A few years ago, I would have revelled in a summer like the last two we have had. I would have got an adrenaline kick out of braving a storm like the one that ripped through the south east three days ago. I would have written about them.


No more; I spent this summer trying to keep the lid on a growing sense of foreboding about the future, as I watched the grass in the sheep field turn yellow with the lack of rain, watered struggling vegetables and kept a watchful eye open for the growing problem of fly strike on the sheep. On Saturday, the roar of the wind carried an echo of worse to come in the future.

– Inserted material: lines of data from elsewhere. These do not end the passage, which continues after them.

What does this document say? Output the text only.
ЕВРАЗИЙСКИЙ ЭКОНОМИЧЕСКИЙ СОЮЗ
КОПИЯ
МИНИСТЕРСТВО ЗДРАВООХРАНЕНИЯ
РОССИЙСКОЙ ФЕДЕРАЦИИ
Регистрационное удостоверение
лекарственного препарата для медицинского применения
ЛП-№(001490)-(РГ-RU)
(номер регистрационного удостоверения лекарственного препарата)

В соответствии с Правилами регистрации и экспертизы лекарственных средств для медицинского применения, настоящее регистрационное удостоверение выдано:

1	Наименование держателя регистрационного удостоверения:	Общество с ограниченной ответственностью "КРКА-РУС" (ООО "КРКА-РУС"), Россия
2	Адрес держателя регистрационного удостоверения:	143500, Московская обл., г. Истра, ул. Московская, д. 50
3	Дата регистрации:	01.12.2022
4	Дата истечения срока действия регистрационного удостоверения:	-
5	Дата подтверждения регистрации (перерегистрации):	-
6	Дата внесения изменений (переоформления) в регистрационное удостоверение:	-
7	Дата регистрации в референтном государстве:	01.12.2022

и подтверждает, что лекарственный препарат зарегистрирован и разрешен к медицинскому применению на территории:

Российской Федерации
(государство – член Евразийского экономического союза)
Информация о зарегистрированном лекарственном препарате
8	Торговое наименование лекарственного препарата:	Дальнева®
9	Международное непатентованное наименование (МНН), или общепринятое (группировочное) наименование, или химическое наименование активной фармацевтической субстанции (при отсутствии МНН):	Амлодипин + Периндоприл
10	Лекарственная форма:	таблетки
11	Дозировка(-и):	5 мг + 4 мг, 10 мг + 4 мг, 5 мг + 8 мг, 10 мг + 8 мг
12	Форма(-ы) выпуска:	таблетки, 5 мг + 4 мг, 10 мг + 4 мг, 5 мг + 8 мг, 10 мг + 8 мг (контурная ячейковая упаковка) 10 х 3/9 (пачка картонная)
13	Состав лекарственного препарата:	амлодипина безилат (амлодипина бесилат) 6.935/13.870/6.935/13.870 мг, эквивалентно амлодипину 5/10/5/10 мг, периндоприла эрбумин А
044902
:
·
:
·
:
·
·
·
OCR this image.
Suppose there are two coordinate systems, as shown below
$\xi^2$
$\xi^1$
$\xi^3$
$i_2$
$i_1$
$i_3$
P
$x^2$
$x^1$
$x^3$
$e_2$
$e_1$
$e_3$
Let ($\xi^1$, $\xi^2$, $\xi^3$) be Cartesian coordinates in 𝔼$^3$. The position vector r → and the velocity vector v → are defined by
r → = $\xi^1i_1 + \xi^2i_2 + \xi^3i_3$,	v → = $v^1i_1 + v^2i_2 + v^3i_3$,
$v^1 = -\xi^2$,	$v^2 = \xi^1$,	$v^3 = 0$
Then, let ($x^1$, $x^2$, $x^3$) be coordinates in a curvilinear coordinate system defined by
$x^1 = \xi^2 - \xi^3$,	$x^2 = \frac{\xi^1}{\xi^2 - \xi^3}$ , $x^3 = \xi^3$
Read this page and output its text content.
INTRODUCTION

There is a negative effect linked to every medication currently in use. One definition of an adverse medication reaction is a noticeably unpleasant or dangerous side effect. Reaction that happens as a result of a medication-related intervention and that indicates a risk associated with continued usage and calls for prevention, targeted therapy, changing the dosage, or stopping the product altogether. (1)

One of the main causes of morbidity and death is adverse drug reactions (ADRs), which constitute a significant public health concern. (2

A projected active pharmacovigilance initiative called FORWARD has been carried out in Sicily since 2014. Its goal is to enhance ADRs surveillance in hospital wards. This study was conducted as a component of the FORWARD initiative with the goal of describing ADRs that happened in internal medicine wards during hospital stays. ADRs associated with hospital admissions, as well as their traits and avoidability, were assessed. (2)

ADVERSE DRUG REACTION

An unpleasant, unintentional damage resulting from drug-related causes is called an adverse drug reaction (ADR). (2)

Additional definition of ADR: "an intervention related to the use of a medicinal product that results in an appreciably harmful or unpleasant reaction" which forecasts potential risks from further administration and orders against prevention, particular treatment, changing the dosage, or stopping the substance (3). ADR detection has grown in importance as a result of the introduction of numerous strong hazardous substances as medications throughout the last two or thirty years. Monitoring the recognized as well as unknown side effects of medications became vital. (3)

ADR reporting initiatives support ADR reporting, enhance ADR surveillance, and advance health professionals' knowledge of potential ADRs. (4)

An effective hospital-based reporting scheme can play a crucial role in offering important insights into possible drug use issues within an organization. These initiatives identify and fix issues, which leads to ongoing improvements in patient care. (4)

For me this shadow, this spectre of a warming world has touched everything. It has air brushed the way I look at things around me. It has led to feelings of frustration at the lack of response by those in authority, anger that most of the world carries on blind and deaf to what is happening, guilt that I am not doing more or that I am doing the wrong things, resentfulness that it is happening now when I should be enjoying my retirement and doing what I have always wanted to do, fear for my children and my grandchild, and sorrow for all the things we share this planet with.
More than that it has made what I do, feel self-indulgent and trivial. What does it matter if I sow seeds, and keep sheep and write a blog about it? There is so much going on that is far, far more important than anything I am doing with my life. 
So, should I just give up? Forget the light hearted blogs about things that are never going to solve the planet’s problems. Maybe.
The other question is; do I buy a tube of glue?
It has suddenly become light; outside is a rain-washed grey sky, dark brown soil, rust coloured autumn trees. Another day and it could be beautiful.